Herself a Basque, Gurruchaga is symbolic of Spain's struggle to reconcile conflicting interests. She supports ideas widely held among Basques such as autonomy, control over the regional education system and the preservation of cultural identity. But she rejects the push toward an independent state and the concept of a Basque race.

"I think the idea of an independent Basque state is a little absurd," she says. "There aren't even 50 percent of the people in the Basque Country who want that. The weakest point of the radical nationalists is that they think they are better than the rest."

Like Gurruchaga, Spain continues to wrestle with how to maintain regional cultural identities while preserving its democracy. How the conflict is resolved could have consequences elsewhere in Spain. Although self-determination movements in Catalonia and Galicia lack the violent streak characteristic of the Basque separatists, they will certainly take cues from how the Basque issue is settled.

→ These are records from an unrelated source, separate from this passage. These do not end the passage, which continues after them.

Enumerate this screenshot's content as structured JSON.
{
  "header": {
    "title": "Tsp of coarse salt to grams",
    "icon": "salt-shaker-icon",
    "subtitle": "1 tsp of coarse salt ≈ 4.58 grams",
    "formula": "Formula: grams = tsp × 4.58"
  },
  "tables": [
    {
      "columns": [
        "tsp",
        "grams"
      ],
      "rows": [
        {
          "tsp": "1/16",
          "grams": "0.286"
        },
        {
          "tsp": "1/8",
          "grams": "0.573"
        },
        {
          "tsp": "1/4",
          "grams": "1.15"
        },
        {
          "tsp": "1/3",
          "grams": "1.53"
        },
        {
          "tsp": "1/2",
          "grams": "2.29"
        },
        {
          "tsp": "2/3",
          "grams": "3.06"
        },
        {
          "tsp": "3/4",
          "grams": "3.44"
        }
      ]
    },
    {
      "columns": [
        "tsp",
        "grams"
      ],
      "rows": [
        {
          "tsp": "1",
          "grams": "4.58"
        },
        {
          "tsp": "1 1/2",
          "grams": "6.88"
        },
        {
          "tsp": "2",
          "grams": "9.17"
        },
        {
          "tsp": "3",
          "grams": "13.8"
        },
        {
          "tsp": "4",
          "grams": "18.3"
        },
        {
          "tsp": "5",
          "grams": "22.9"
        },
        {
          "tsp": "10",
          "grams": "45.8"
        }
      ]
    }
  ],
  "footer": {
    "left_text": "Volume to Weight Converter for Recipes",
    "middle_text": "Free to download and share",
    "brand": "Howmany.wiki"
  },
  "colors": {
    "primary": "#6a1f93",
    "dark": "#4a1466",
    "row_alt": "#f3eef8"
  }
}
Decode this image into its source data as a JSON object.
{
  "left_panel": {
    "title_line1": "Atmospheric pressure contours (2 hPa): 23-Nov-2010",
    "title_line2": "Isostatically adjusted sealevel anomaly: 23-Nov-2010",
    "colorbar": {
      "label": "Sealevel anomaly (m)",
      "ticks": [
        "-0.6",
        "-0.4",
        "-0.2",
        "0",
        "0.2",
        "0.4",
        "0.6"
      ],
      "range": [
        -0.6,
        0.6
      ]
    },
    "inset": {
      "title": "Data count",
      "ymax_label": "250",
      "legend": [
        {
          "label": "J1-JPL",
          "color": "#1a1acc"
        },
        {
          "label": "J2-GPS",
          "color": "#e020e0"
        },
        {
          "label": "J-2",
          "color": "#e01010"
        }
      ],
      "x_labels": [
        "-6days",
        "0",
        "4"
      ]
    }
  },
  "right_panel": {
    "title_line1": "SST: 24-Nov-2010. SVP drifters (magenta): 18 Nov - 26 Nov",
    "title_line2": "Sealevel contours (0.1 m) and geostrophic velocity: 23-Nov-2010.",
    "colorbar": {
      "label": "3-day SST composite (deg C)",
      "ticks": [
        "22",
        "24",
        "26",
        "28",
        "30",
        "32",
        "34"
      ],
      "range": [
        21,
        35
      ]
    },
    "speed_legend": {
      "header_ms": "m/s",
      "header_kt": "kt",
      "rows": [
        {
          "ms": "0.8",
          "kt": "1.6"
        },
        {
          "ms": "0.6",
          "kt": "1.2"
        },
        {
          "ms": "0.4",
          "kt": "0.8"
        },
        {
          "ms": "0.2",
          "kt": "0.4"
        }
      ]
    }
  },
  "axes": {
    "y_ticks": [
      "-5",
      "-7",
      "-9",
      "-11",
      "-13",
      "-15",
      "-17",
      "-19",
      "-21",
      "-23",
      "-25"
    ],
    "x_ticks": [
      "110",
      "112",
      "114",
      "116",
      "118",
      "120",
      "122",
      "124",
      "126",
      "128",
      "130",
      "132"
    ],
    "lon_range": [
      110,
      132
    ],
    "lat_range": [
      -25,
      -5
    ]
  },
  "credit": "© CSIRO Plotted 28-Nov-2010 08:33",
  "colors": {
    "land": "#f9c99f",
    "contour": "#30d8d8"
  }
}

Gurruchaga says the recent spate of ETA violence is a sign that the group is weaker politically after May Basque regional elections that saw its political wing, Euskal Herritarrok, suffer a loss of 50 percent of its votes. "ETA's violence annuls the political debate," she says. "It doesn't make sense for them to enter into a debate now, because they will lose. I think they think more violence will lead to more pressure on the government to move toward negotiation."

Still, there is hope. In the election, the moderate Nationalist Party, the PNV, claimed its strongest electoral showing in its history, despite a formidable challenge mounted by former Spanish Interior Minister and member of Spain's ruling Popular party, Jamie Mayor Oreja, himself a Basque.

Gurruchaga says the PNV victory has a double edge. "They got votes from the whole spectrum of Basque nationalists," she says. "Therefore, they can't cut ties with the radical element nor can they become too radical." On the other hand, she thinks the PNV's victory gives it some room to raise issues considered taboo previously. "Before the elections, the situation was so polemic that they couldn't even talk about the weather," she says. "I think the elections made it so they can put the issue of stopping the violence on the table."

A meeting earlier this week between Spanish Prime Minister Jose María Aznar and Basque regional Premier Juan José Ibarretxe ended in a deadlock. Mr. Aznar stressed his opposition to Mr. Ibarretxe's desire to begin the process of holding a referendum on self-determination, and Ibarretxe said such a process would go ahead as promised in his election manifesto.

The Spanish government has maintained that the violence must be stopped before other issues can be debated. Gurruchaga agrees."You can't talk freely when you have a pistol to your head," she says.